Der Ministerpräsident von Nordrhein-Westfalen, Armin Laschet (CDU), hat CSU-Chef Horst Seehofer für dessen Aussage kritisiert, wonach die Migrationsfrage die "Mutter aller Probleme" sei. "Die Mutter aller Probleme – das ist Saddam-Hussein-Sprache", sagte Laschet gegenüber der Rheinischen Post. Der irakische Diktator hatte den ersten Golfkrieg die "Mutter aller Schlachten" genannt.

Laschet kritisierte auch den Präsidenten des Bundesamts für Verfassungsschutz, Hans-Georg Maaßen: "Verfassungsschützer sollen Verfassungsfeinde beobachten und nicht der Bild-Zeitung Interviews geben", sagte Laschet. Maaßen hatte im Gespräch mit der Zeitung angezweifelt, ob ein Video von den rechtsextremen Aufmärschen in Chemnitz authentisch sei. Es könne sich um "eine gezielte Falschinformation handeln, um möglicherweise die Öffentlichkeit von dem Mord in Chemnitz abzulenken", hatte Maaßen gesagt. Nach Recherchen vieler Medien, auch von ZEIT ONLINE, ist das Video jedoch echt.

In einem Bericht zu seinen Äußerungen, den Maaßen am Montag dem Bundesinnenministerium und dem Kanzleramt vorlegte und aus dem mehrere Medien zitieren, fühlt sich Maaßen inzwischen falsch verstanden. Laut der Süddeutschen Zeitung schrieb er nun ausdrücklich, dass das Video keine Fälschung sei. Zweifel, so Maaßen weiter, seien aber angebracht, ob das Video "authentisch" eine Menschenjagd zeige. Dies habe er mit seiner Kritik gemeint.

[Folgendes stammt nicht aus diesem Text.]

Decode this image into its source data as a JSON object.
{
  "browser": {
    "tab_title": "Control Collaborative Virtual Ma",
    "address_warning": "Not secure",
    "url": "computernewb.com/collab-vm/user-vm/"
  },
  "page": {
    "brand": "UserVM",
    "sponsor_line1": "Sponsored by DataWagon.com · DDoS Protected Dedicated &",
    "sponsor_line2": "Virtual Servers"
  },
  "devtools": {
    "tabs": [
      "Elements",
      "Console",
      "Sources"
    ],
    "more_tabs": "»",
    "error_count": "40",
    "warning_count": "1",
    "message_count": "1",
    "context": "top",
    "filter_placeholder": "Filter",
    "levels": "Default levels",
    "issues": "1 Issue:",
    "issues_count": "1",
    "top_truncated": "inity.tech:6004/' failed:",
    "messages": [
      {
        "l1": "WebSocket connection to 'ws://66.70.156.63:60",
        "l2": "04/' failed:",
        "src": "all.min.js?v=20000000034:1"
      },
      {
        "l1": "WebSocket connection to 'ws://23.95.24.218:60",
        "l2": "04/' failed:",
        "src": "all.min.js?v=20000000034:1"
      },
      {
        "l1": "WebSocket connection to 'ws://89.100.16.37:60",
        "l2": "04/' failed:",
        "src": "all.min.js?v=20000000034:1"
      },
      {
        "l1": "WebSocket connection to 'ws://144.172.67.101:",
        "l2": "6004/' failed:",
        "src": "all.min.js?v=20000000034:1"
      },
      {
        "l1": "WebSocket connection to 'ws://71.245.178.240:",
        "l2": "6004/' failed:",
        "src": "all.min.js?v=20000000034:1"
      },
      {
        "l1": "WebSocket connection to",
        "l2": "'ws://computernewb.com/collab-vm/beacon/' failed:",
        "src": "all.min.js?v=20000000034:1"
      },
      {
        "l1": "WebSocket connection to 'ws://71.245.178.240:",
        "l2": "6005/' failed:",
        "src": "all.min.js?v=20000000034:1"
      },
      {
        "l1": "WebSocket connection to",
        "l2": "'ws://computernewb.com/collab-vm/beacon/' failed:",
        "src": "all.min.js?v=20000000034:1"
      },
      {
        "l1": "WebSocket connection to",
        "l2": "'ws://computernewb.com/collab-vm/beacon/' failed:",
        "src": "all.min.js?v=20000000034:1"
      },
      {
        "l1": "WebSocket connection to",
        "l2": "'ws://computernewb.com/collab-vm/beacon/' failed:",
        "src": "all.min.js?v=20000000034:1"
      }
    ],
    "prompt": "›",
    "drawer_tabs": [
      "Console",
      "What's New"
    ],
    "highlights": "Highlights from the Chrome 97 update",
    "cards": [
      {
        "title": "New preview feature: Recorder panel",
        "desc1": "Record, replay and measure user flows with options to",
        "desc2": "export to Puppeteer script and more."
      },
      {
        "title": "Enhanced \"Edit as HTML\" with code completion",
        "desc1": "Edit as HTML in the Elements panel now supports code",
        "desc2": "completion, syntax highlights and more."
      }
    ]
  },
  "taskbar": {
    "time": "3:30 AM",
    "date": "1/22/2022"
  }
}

Auch der Spiegel berichtete, Maaßen bestreite nicht mehr, dass das von ihm in Zweifel gezogene Video echt sei. Stattdessen kritisiere er nur noch, dass die schnelle Veröffentlichung des Videos in großen Medien unseriös gewesen sei, weil niemand die Quelle und die Echtheit der Aufnahme zu dem Zeitpunkt hätte einschätzen können.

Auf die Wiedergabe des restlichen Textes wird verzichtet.